Just what is return on investment (ROI)?
When we talk about it in money terms, we’re usually talking about profitability. How much financial profit do we get when we invest our dollars?
Investing in communities, though, is an entirely different proposition.
Too often, we fall into the trap of assuming that a government should be run like a business. However, the government isn’t a business. Goals and outcomes are different — and they should be.
Rather than identifying and investing in profit centers and hoping for a return on investment in terms of revenue and profit, the government is meant to invest in communities. The return isn’t always a straight line to dollar returns, however.

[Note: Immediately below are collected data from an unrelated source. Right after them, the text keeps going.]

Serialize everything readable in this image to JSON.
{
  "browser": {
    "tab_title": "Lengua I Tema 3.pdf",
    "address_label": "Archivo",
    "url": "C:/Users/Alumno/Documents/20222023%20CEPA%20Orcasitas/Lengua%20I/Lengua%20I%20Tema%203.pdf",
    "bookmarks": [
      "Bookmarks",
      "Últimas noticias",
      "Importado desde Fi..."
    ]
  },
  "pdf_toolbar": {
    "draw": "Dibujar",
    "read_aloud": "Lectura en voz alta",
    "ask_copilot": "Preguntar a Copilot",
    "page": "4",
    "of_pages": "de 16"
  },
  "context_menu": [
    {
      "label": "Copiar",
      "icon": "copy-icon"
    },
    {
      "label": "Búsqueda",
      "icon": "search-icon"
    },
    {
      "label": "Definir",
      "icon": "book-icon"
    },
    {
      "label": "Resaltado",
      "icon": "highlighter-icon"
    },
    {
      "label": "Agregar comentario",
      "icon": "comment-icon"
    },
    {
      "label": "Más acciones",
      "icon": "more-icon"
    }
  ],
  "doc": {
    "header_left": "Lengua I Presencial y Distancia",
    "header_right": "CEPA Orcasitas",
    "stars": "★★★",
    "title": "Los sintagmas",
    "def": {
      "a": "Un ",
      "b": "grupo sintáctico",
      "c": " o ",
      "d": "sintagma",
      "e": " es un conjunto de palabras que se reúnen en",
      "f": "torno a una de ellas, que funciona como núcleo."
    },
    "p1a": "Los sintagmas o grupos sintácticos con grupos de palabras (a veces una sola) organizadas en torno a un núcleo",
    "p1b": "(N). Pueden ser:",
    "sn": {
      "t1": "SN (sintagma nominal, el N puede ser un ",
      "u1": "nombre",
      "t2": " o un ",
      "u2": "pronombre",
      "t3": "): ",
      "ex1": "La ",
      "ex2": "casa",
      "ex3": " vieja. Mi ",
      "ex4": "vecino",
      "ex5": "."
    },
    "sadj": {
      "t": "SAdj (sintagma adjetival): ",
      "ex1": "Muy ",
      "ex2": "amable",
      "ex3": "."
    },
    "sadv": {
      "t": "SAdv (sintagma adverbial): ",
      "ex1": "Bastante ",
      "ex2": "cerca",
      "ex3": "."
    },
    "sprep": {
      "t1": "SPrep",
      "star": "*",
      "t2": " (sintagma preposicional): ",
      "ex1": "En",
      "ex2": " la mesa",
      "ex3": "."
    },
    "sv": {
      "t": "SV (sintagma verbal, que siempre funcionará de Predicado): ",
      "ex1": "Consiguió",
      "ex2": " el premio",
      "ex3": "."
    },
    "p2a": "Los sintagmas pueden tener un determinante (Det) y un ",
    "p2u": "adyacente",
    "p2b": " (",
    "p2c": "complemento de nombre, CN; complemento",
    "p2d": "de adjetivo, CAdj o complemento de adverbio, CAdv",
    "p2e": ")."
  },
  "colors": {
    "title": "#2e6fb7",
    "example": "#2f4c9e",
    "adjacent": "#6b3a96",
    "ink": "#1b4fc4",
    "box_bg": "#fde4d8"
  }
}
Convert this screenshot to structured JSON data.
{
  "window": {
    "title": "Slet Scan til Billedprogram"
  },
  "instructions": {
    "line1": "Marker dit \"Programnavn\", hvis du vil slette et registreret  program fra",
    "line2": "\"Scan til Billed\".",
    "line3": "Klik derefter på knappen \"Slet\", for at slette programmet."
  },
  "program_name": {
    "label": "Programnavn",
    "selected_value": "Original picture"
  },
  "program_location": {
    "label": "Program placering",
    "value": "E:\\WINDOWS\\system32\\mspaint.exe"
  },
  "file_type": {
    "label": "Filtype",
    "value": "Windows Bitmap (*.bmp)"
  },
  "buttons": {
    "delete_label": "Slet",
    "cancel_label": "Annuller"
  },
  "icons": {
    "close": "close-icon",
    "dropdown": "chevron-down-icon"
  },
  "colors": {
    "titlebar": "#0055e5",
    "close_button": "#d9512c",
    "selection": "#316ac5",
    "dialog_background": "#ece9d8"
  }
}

When we invest in communities, the returns are often in an educated and productive workforce, public safety and health. It’s hard to quantify your quality of life, but that’s the main advantage of government investment in our communities.
That’s not to say that there are no monetary considerations when you invest in our communities. For example, for every dollar spent on early childhood education, the Learning Policy Institute research indicates that we reap about $7.30 in economic benefits down the road. A better-educated citizenry and workforce contribute to long-term economic benefits that aren’t readily apparent just by looking at next year.
What about infrastructure? Well, according to a research review cited by the Economic Policy Institute, every $100 invested in infrastructure boosts private-sector output by an average of $17 in the long run. That’s right, we get an extra boost, on top of what’s already there, when the government invests in infrastructure.
So, where do tax cuts fall? Well, an analysis by the Congressional Budget Office, ranking 11 different methods of economic stimulus, places tax cuts at number 11.
Investing in our people, in our communities, provides us with benefits that we just don’t see when we let everyone fend for themselves. We poo-poo government safety net investments like food assistance and Medicaid. However, the incidence of fraud in these programs is low, and they help our communities in ways that private charity can’t. Indeed, research from Indiana University found that only 30% of charitable giving focuses on the poor and alleviating the issues they face.
It’s for us to take a look at our leaders and ask them to invest in us. We’ve been demanding that they invest in education. They aren’t. We ask them to invest in infrastructure. They don’t. We had to force them to invest in affordable healthcare by passing Medicaid expansion. And they still spend more time trying to get out of their obligation than they do addressing affordable housing issues.
We have a historic surplus in our state right now. But, as my friend David Roth points out, is it truly a surplus? Or is it the result of years of under-investing in our communities and our people? It’s time for our so-called leaders to stop giving tax cuts to their wealthy donors and friends. It’s time for them to invest in Idaho.
Miranda Marquit, Master of Business Administration, is a nationally recognized financial expert, writer, speaker and podcaster. She is the state committeewoman for the Bonneville County Democratic Central Committee.